The inhaled insulin is called AFREZZA, and while it failed to win FDA approval early this year, creator Mannkind Corp. is claiming its solution provides better glucose control for serious cases than the twice-daily injections now being used.
Written by Dana Blankenhorn, Inactive

Instead of injecting yourself with insulin you may soon be able to inhale it, the way asthmatics take their medicine.

That's just one of the headlines at this weekend's Americans Diabetes Association meeting in Orlando, expected to draw 15,000 scientists, and an accompanying special issue of England's The Lancet.

The inhaled insulin is called AFREZZA, and while it failed to win FDA approval early this year, creator Mannkind Corp. is claiming its solution provides better glucose control for serious cases than the twice-daily injections now being used. (Image from Mannkind, founded by philanthropist Al Mann.)

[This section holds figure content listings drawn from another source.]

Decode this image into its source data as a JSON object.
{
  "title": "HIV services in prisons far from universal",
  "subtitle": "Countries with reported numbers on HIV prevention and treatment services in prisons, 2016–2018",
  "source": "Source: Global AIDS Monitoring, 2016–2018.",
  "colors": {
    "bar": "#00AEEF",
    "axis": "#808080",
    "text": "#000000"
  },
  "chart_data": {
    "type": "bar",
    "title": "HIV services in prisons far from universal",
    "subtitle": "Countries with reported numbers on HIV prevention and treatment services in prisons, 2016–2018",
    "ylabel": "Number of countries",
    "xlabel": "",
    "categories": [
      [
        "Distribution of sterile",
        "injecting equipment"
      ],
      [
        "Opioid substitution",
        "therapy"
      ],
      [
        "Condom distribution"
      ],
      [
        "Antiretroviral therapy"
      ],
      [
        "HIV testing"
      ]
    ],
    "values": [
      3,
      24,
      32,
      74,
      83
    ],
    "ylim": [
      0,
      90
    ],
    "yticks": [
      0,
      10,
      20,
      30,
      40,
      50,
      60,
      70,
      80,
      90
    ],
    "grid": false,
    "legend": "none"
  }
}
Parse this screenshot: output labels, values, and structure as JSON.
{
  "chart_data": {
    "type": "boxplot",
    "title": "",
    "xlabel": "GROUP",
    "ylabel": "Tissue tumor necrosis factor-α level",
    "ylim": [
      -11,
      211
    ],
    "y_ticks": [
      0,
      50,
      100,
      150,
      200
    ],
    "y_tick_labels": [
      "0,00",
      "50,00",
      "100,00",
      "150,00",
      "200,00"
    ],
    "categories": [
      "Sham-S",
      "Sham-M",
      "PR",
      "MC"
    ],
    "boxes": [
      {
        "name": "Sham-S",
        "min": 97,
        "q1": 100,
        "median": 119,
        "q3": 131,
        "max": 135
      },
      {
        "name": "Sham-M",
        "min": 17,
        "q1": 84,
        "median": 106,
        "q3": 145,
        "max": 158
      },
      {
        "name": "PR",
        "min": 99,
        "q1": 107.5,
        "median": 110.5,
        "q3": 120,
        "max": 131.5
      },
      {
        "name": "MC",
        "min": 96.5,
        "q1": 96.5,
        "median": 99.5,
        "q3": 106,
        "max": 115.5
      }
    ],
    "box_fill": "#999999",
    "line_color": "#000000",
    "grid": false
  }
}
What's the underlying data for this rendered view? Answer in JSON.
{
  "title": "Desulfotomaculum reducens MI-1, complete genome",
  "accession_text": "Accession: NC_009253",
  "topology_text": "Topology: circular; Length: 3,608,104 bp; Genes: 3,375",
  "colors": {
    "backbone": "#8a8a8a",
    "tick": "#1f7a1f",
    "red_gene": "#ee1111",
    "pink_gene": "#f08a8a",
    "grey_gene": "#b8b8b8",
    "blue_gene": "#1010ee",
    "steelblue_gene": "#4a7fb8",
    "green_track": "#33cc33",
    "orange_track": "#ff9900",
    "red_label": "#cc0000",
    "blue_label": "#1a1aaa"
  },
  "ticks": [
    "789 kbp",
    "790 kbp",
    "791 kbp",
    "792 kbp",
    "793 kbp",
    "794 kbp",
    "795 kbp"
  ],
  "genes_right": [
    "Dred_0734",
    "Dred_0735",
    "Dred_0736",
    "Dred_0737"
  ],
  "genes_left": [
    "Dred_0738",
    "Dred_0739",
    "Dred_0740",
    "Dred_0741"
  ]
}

There is also good news about a drug called dapagliflozin, which works independently of insulin. It could be a replacement for metformin when that drug does not work.It's considered flexible and a "good add-on" by scientists interviewed at the Orlando meeting.

The biggest headline may be a Lancet editorial, more of a rant really, which calls Type II diabetes "a public health humiliation."

The phrase was chosen because the disease is easily preventable through proper diet and lifestyle choices, yet 285 million people now have it, most of them poor people who will never benefit from treatments like those being described this week.

Instead, the magazine says, a societal approach is needed. The editorial praises the Administration's Let's Move campaign but shows barely-contained rage toward multinational food corporations:

To help Americans make better choices more easily, the US Department of Agriculture released updated dietary guidelines on June 15 that aim to shift consumption towards more plant-based foods. By contrast, on the same day in Brussels (and amid intense lobbying by multinational food corporations), the European Parliament rejected plans to aid consumers by labelling food with a health traffic-light system.

The editorial also suggests that urban planners in the developing world insist on space for, and advocacy of, physical fitness. "The focus on youth in a disorder that is age-related might seem paradoxical; but the age of diabetes onset is falling and it is in young people that diet and exercise habits are formed."

The diabetes fight shows in microcosm the real problems in health reform. Critics may call what The Lancet advocates a "nanny state." But the present path of medication is financially self-defeating.